Lasso regression promotes a *sparse* set of model coefficients.

We can see how our model fits our data, 

In [None]:
y_fit = np.zeros(npts)
for n in range(npoly):
    y_fit = y_fit + coeffs[n]*x_data**n
plt.scatter(x_data, y_data, c='r', alpha=0.5)
plt.plot(x_data, y_fit, 'b', lineWidth=2);

and also how it can be used to extrapolate.

In [None]:
x_test=np.linspace(-0.2,1.2,npts)
y_fit = np.zeros(npts)
for n in range(npoly):
    y_fit = y_fit + coeffs[n]*x_test**n
plt.scatter(x_data, y_data, c='r', alpha=0.5)
plt.plot(x_test, y_fit, 'b', lineWidth=2);

In the Lasso regression, we must choose a value of $\alpha$. What happens to the fit as we change $\alpha$?

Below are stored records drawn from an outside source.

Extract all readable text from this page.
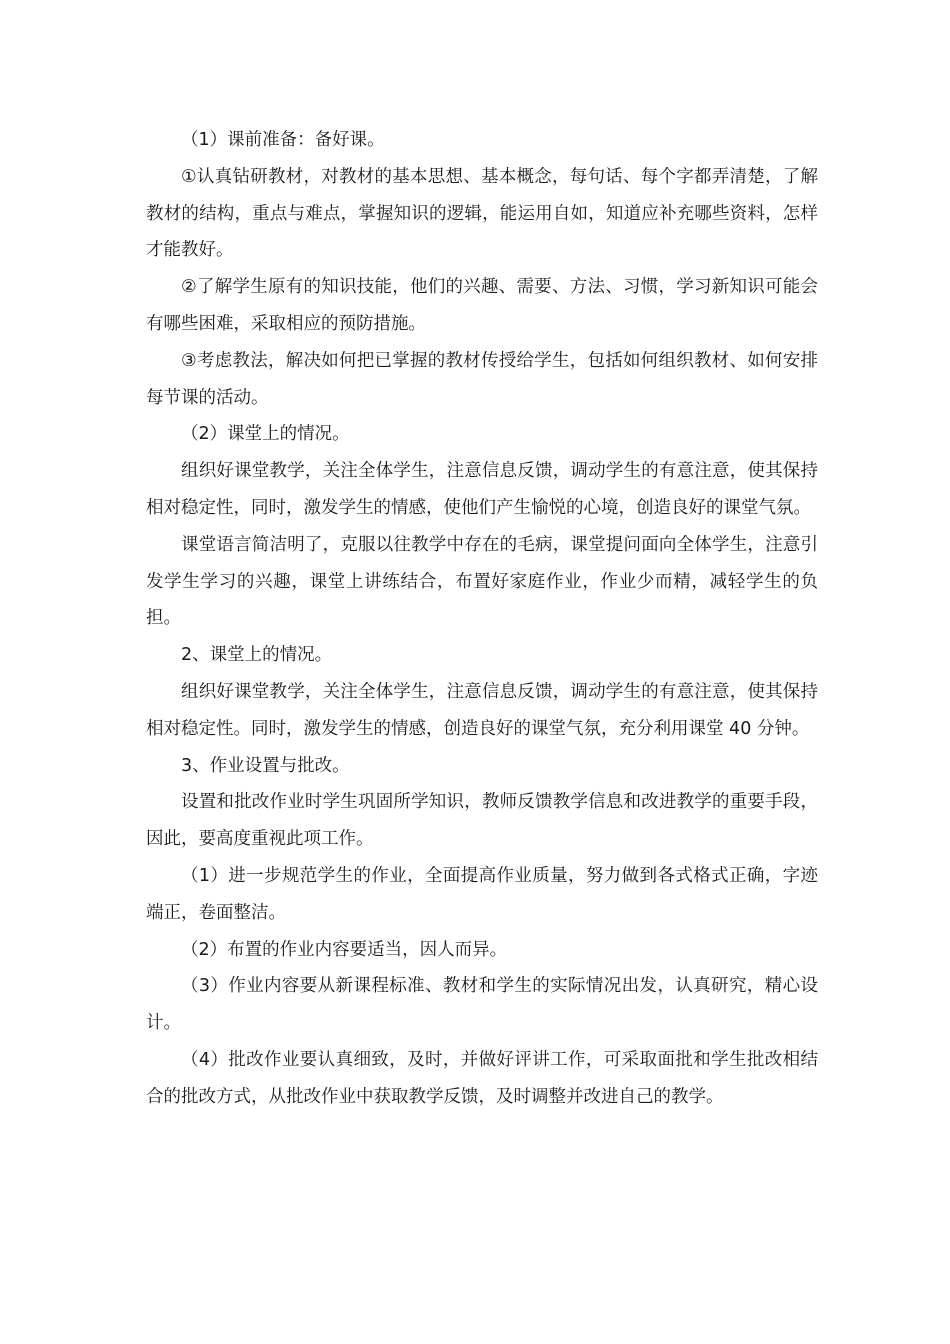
（1）课前准备：备好课。

①认真钻研教材，对教材的基本思想、基本概念，每句话、每个字都弄清楚，了解教材的结构，重点与难点，掌握知识的逻辑，能运用自如，知道应补充哪些资料，怎样才能教好。

②了解学生原有的知识技能，他们的兴趣、需要、方法、习惯，学习新知识可能会有哪些困难，采取相应的预防措施。

③考虑教法，解决如何把已掌握的教材传授给学生，包括如何组织教材、如何安排每节课的活动。

（2）课堂上的情况。

组织好课堂教学，关注全体学生，注意信息反馈，调动学生的有意注意，使其保持相对稳定性，同时，激发学生的情感，使他们产生愉悦的心境，创造良好的课堂气氛。

课堂语言简洁明了，克服以往教学中存在的毛病，课堂提问面向全体学生，注意引发学生学习的兴趣，课堂上讲练结合，布置好家庭作业，作业少而精，减轻学生的负担。

2、课堂上的情况。

组织好课堂教学，关注全体学生，注意信息反馈，调动学生的有意注意，使其保持相对稳定性。同时，激发学生的情感，创造良好的课堂气氛，充分利用课堂 40 分钟。

3、作业设置与批改。

设置和批改作业时学生巩固所学知识，教师反馈教学信息和改进教学的重要手段，因此，要高度重视此项工作。

（1）进一步规范学生的作业，全面提高作业质量，努力做到各式格式正确，字迹端正，卷面整洁。

（2）布置的作业内容要适当，因人而异。

（3）作业内容要从新课程标准、教材和学生的实际情况出发，认真研究，精心设计。

（4）批改作业要认真细致，及时，并做好评讲工作，可采取面批和学生批改相结合的批改方式，从批改作业中获取教学反馈，及时调整并改进自己的教学。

## 8. A more realistic example
Imagine we measured the loss coefficient $Y_p$ of a blade at a range of incidences $i$. We would obtain a 'loss bucket', perhaps subject to some measurement noise: 

In [None]:
npts=100
i=np.linspace(-10,10,npts)
Yp = 0.01 + i*i/500

In [None]:
Yp = Yp * (1+ 0.1*np.random.normal(size=npts))
plt.scatter(i, Yp, c='r', alpha=0.5)
plt.xlabel('i')
plt.ylabel('Yp');

We have set $Y_p$ to be a quadratic function of $i$. But if we didn't know this beforehand, we may also be trying to fit $Y_p$ to some other variables that we had measured. We simulate this be adding two columns to our model matrix $\mathbf{A}$ that contain random numbers.

In [None]:
A = 0.01*np.random.normal(size=[npts,5])   # First fill A with random numbers
A[:,0] = 1.                                # Then overwrite first 3 columns with 1, i and i*i
A[:,1] = i
A[:,2] = i*i
coeffs = np.linalg.pinv(A) @ Yp            # We use the pseudo-inverse to perform an l2 regression
coeffs

Our `coeffs` vector contains loadings of all the model terms, even the random noise.

It will still fit our data:

In [None]:
fit = A @ coeffs                           # If we are applying our model to the independent variables in the data used to form the model, we can use this matrix multiply to obtain the fit
plt.scatter(i,Yp,c='r',alpha=0.5)
plt.plot(i,fit,'b',linewidth=2)
plt.xlabel('i')
plt.ylabel('Yp');

Now try with Lasso:

In [None]:
lassoreg = Lasso(alpha=0.0003, normalize=True, max_iter=1e5)
lassoreg.fit(A,Yp)
coeffs=np.copy(lassoreg.coef_)
coeffs[0]=lassoreg.intercept_
coeffs

The Lasso regression promotes a sparse set of coefficients (try varying $\alpha$)

In [None]:
fit = A @ coeffs
plt.scatter(i,Yp,c='r',alpha=0.5)
plt.plot(i,fit,'b',linewidth=2)
plt.xlabel('i')
plt.ylabel('Yp');